In this Research Topic, we invite scholars to contribute original research articles as well as review articles that will stimulate the continuous studies on energy transport at the nanoscale. Potential topics include but are not limited to:
• Experimental and theoretical studies of a grain boundary (within a bulk material, a thin film, or or an atomic-thick material) or general heterojunction for its energy-dependent transmission and reflection of incident phonons that are the dominant heat carriers in nonmetallic materials. Atomistic simulations, particularly those using first-principles interatomic force constants, are encouraged. Experimental studies may also focus on the comparison of interfacial phonon transport for materials synthesized by different techniques (e.g. chemical vapor deposition, hydrothermal coating, hot press) and synthesis conditions (e.g., temperature, ultrahigh pressure, and post-process annealing).
• Experimental and/or theoretical studies of thermal transport across a metal-nonmetal interface, where the dominant heat carriers are changed from electrons in a metal to phonons in a crystal, or non-propagating diffusive modes in polymers or glasses. Studies on detailed electron-phonon interactions near the interface are of particular interests.
• Transport properties of various nanostructures (e.g. nanowires, nanoporous films) to reveal how surface scattering may affect electron and phonon transport.
• Fundamental studies to elucidate and further engineer the energy transport processes through the contact between 1) a nanostructure and a surface or metal junction, or 2) nanostructures (e.g., stacked atomic-thick materials, bundled nanowires, welded nanostructures, entangled carbon nanotubes). The latter may also be focused on electron transport. New approaches to improve these contacts are highly encouraged for submission.

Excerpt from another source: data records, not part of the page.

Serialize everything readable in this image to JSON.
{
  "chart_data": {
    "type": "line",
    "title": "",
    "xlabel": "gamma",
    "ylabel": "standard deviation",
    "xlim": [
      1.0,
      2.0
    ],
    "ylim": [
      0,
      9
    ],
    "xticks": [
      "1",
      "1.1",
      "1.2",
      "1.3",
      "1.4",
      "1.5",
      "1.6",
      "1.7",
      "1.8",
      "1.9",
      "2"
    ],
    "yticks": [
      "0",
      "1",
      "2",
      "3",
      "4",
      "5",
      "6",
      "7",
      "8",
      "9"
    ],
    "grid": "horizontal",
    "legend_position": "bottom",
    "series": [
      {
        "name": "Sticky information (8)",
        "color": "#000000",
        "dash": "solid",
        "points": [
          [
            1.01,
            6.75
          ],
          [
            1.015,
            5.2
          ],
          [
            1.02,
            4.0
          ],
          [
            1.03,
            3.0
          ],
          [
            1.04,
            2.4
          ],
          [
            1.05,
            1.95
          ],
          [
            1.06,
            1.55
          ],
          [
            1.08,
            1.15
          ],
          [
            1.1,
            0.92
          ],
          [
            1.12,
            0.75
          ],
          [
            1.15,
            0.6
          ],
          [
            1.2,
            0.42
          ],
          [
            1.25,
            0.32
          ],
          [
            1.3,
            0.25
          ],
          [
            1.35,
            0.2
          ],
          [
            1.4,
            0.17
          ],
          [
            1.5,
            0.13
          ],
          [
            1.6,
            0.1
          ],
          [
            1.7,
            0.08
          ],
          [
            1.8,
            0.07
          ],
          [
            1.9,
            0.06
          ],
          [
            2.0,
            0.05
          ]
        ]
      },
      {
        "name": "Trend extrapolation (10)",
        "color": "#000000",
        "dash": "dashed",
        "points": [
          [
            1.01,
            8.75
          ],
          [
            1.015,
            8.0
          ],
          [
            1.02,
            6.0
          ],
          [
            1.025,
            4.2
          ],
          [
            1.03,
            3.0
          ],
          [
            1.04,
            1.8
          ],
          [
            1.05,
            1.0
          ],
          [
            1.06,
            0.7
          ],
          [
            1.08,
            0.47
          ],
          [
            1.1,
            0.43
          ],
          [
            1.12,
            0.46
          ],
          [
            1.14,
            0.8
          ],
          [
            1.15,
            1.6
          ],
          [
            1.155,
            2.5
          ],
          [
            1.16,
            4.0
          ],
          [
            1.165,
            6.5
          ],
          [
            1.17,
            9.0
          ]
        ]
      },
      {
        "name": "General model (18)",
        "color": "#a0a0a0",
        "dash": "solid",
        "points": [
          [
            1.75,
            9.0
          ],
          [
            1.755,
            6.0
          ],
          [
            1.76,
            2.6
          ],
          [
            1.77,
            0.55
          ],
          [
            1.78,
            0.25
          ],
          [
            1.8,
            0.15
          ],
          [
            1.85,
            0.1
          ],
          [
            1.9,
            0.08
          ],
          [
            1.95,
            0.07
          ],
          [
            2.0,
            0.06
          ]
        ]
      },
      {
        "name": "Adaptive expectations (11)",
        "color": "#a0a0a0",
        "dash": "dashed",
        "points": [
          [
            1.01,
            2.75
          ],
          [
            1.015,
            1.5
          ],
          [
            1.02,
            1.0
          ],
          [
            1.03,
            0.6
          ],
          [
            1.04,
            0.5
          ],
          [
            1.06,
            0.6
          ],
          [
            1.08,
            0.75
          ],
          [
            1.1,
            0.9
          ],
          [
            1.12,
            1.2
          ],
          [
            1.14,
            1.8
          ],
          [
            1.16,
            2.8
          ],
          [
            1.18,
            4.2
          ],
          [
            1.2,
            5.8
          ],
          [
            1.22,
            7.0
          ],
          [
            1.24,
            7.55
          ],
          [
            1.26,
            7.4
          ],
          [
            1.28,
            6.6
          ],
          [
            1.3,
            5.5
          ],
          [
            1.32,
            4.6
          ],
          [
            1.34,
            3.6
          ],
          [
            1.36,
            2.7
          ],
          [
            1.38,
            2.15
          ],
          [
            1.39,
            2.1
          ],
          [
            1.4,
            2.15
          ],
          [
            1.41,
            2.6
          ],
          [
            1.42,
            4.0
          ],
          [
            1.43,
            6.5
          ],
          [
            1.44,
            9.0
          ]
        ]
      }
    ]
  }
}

• Studies on the thermal interface between a thin film and its grown substrate, or the bonding between a thin film and a wafer (e.g., GaN bonded onto a diamond substrate). Studies on “interface engineering” to facilitate the thermal transport across these interfaces is encouraged.

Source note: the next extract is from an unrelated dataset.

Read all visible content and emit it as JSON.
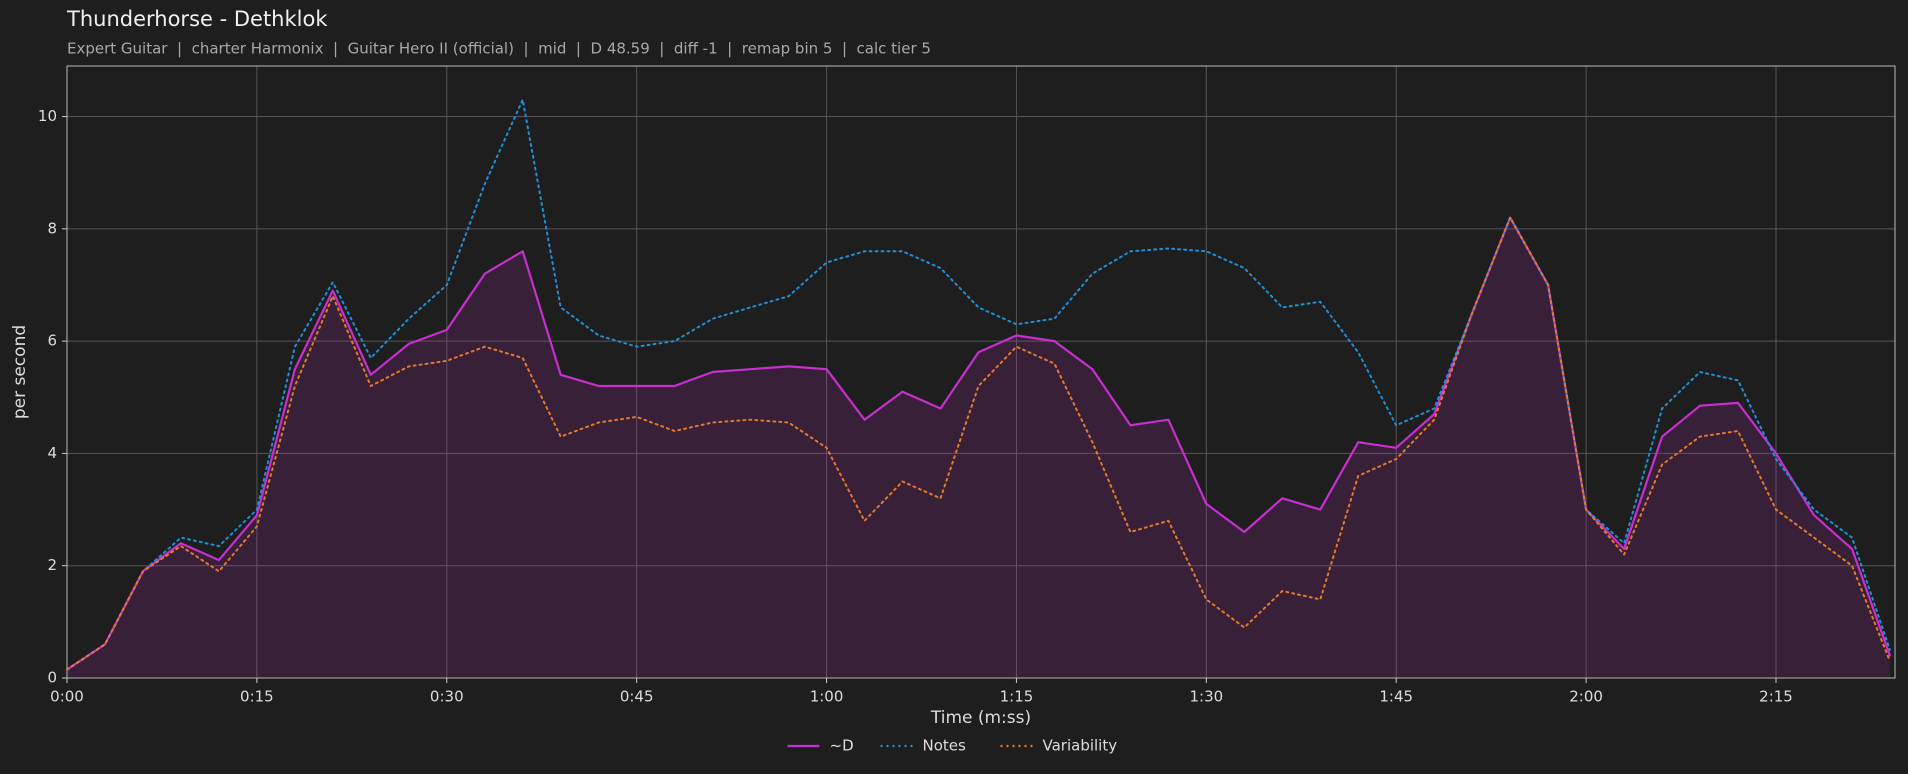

• Charge transport across the interface between an electrode material and the solid/liquid electrolyte within a battery, which also involves heat generation. Attention should also be paid to further engineering such an interface to improve the battery performance.
• Theoretical model studies on the thermal interface conductance, which would be more developed than the widely used acoustic and diffuse mismatch models.
Keywords: Energy Transport, Interface, Surface
Important Note: All contributions to this Research Topic must be within the scope of the section and journal to which they are submitted, as defined in their mission statements. Frontiers reserves the right to guide an out-of-scope manuscript to a more suitable section or journal at any stage of peer review.